7.4 KiB
Tab Execution Locking Design
Requirements
Problem Statement
When an agent starts executing on a specific tab, it should remain locked to that tab throughout execution. However, the current implementation has issues:
- Tab Switching During Execution: When users switch tabs or when navigation creates new tabs, the BrowserContext automatically switches to the newly active tab
- Agent Follows User: The agent abandons its original tab and starts operating on whatever tab the user switches to
- Execution Disruption: This breaks the agent's workflow and can cause unexpected behavior
Desired Behavior
- Agent should stay attached to its initial tab throughout execution
- Users should be able to freely switch tabs without affecting the agent
- After execution completes, the system should update to reflect the actual active tab
Solutions Discussed
1. ExecutionManager Pattern (Complex)
Create a new ExecutionManager class to manage execution state across tabs.
Pros:
- Clean separation of concerns
- Supports future multi-tab execution
- Single source of truth for execution state
Cons:
- Over-engineering for current single-execution model
- Requires significant refactoring
- Adds complexity without immediate benefit
class ExecutionManager {
private currentExecution: ExecutionInfo | null = null;
startExecution(params: {...}): string { }
completeExecution(executionId: string): void { }
cancelCurrent(isUserInitiated: boolean): boolean { }
}
2. Pass Locked Tab as Parameter
Modify all BrowserContext methods to accept an optional preferred tab ID.
Pros:
- Explicit control over which tab to use
- Backward compatible
- No architectural changes
Cons:
- Requires updating every tool's getCurrentPage() call
- Scattered changes across codebase
- Verbose and repetitive
// Before
const page = await browserContext.getCurrentPage();
// After
const page = await browserContext.getCurrentPage(executionContext.getLockedTabId());
3. LockedBrowserContext Wrapper
Create a wrapper class that overrides BrowserContext behavior during execution.
Pros:
- Single point of control
- Clean separation of execution logic
- No changes to existing tools
Cons:
- Requires wrapping/proxying many methods
- Complex inheritance or composition patterns
- Potential for subtle bugs
class LockedBrowserContext {
constructor(private browserContext: BrowserContext, private lockedTabId: number) {}
async getCurrentPage(): Promise<Page> {
return this.browserContext.attachToTab(this.lockedTabId);
}
// ... wrap all other methods
}
4. Dynamic Proxy Pattern
Use JavaScript Proxy to dynamically intercept BrowserContext calls.
Pros:
- Zero boilerplate
- Dynamic behavior modification
- Original BrowserContext unchanged
Cons:
- "Magic" behavior can be hard to debug
- TypeScript type safety challenges
- Performance overhead
class LockedBrowserContext {
static create(browserContext: BrowserContext, lockedTabId: number): BrowserContext {
return new Proxy(browserContext, {
get(target, prop) {
if (prop === 'getCurrentPage') {
return () => target.attachToTab(lockedTabId);
}
return target[prop];
}
});
}
}
5. State Pattern in BrowserContext
Add a "mode" to BrowserContext that changes its behavior.
Pros:
- All methods automatically respect the mode
- No duplicate classes
- Easy to implement
Cons:
- Still requires modifying multiple methods
- Mixes execution state with browser state
class BrowserContext {
private _mode: 'normal' | 'locked' = 'normal';
private _lockedTabId?: number;
enterLockedMode(tabId: number) { }
exitLockedMode() { }
private getEffectiveTabId(): number {
return this._mode === 'locked' ? this._lockedTabId! : this._currentTabId;
}
}
Final Solution: Minimal Lock in updateCurrentTabId()
After analyzing all approaches, we implemented the simplest solution that addresses the root cause:
The Key Insight
The problem isn't that BrowserContext tracks the current tab - it's that tab event listeners update _currentTabId during execution.
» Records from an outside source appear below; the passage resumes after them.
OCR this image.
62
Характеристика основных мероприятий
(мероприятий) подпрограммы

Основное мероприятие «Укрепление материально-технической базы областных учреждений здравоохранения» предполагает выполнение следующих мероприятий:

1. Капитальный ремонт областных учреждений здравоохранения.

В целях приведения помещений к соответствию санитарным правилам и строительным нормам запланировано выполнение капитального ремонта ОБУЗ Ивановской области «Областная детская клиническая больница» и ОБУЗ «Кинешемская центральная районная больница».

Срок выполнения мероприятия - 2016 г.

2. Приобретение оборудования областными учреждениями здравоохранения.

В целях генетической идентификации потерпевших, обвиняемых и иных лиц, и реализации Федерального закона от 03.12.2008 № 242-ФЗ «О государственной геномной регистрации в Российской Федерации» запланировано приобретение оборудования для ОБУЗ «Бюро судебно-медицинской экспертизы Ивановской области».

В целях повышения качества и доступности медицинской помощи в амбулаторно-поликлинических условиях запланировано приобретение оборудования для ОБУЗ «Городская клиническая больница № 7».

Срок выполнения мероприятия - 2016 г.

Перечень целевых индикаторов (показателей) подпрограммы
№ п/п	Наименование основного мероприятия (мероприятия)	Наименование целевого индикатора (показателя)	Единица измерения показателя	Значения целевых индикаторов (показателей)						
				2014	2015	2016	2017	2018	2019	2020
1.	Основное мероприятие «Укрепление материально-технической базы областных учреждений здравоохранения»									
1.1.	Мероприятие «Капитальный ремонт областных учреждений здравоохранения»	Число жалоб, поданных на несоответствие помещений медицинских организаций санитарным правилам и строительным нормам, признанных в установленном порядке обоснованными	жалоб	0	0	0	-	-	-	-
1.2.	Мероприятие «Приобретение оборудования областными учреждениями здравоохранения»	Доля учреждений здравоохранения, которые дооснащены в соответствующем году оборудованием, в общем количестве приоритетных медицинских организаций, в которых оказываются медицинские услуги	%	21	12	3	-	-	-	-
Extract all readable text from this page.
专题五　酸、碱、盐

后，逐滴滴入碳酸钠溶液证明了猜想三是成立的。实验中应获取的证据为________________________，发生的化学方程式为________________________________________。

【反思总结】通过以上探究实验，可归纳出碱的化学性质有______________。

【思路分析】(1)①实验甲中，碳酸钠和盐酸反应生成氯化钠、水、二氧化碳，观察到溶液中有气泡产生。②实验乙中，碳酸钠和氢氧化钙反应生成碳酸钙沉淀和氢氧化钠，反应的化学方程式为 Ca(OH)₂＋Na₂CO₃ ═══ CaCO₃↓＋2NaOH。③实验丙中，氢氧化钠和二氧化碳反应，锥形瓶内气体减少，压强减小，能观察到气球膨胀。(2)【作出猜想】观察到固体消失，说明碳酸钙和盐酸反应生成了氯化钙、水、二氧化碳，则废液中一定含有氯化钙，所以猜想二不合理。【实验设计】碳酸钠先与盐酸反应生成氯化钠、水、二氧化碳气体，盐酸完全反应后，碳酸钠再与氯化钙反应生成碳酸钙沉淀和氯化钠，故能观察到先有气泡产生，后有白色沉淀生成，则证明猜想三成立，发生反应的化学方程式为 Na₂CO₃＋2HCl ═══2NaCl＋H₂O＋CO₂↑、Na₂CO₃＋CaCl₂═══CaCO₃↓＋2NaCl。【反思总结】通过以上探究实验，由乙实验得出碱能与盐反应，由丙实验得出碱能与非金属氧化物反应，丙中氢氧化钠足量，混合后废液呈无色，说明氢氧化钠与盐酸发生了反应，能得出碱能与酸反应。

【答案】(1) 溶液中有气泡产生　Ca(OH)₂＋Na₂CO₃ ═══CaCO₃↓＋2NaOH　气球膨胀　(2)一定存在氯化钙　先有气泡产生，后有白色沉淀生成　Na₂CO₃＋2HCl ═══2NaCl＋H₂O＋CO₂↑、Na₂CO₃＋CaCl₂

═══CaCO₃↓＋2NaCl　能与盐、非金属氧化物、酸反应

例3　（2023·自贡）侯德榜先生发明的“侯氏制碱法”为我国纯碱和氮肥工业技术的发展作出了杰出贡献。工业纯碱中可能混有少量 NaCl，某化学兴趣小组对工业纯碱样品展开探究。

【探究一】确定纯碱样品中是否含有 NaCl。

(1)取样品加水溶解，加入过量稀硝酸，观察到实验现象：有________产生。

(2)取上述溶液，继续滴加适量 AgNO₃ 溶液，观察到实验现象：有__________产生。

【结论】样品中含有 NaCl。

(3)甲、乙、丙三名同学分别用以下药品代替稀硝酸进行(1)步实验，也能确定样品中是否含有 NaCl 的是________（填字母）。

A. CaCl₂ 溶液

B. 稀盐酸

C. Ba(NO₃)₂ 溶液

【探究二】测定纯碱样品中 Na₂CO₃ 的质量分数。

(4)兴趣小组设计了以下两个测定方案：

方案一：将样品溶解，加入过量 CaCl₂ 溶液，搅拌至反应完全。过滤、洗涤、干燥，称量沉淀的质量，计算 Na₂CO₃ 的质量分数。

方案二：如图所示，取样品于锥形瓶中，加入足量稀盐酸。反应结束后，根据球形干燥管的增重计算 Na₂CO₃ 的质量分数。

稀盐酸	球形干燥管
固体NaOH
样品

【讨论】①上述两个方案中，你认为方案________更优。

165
We only need to prevent these updates during execution.
Implementation
// In BrowserContext
export class BrowserContext {
// Execution lock state
private _isExecutionLocked: boolean = false;
private _executionLockedTabId: number | null = null;
/**
* Lock execution to a specific tab
* This prevents tab switches during agent execution
*/
public lockExecutionToTab(tabId: number): void {
this._isExecutionLocked = true;
this._executionLockedTabId = tabId;
this._currentTabId = tabId; // Force current tab to locked tab
Logging.log('BrowserContext', `Execution locked to tab ${tabId}`);
}
/**
* Unlock execution and update to the actual active tab
*/
public async unlockExecution(): Promise<void> {
this._isExecutionLocked = false;
this._executionLockedTabId = null;
// Get the actual active tab from Chrome
try {
const activeTab = await this.getActiveTab();
if (activeTab && activeTab.id) {
this._currentTabId = activeTab.id;
Logging.log('BrowserContext', `Execution unlocked, current tab updated to active tab ${activeTab.id}`);
}
} catch (error) {
Logging.log('BrowserContext', `Failed to get active tab after unlock: ${error}`, 'warning');
}
}
/**
* Update the current tab ID (internal use only)
*/
private updateCurrentTabId(tabId: number): void {
// If execution is locked, ignore tab updates
if (this._isExecutionLocked) {
Logging.log('BrowserContext', `Ignoring tab switch to ${tabId}, execution locked to tab ${this._executionLockedTabId}`);
return;
}
// only update tab id, but don't attach it.
this._currentTabId = tabId;
}
}
// In NxtScape
public async run(options: RunOptions): Promise<NxtScapeResult> {
const currentPage = await this.browserContext.getCurrentPage();
const currentTabId = currentPage.tabId;
// Lock browser context to the current tab
this.browserContext.lockExecutionToTab(currentTabId);
try {
// ... execute agent ...
} finally {
// Unlock browser context and update to active tab
await this.browserContext.unlockExecution();
}
}
Why This Solution Works
- Minimal Changes: Only modifies one method (
updateCurrentTabId) and adds two lock methods - Root Cause Fix: Directly addresses the issue of tab event listeners updating during execution
- All Methods Work:
getCurrentPage(),getState(), etc. automatically use the locked tab ID - Clean State Management: After execution, updates to the actual active tab
- No Architectural Changes: No new classes, patterns, or complex refactoring
How It Works
- When execution starts,
lockExecutionToTab()is called with the current tab ID - This sets
_isExecutionLocked = trueand forces_currentTabIdto the locked tab - Any tab change events (user switching tabs, new tabs opening) call
updateCurrentTabId() - But
updateCurrentTabId()now checks_isExecutionLockedand ignores updates during execution - When execution ends,
unlockExecution()is called - This queries Chrome for the actual active tab and updates
_currentTabIdto match
This elegant solution solves the immediate problem without over-engineering, while keeping the codebase maintainable and easy to understand.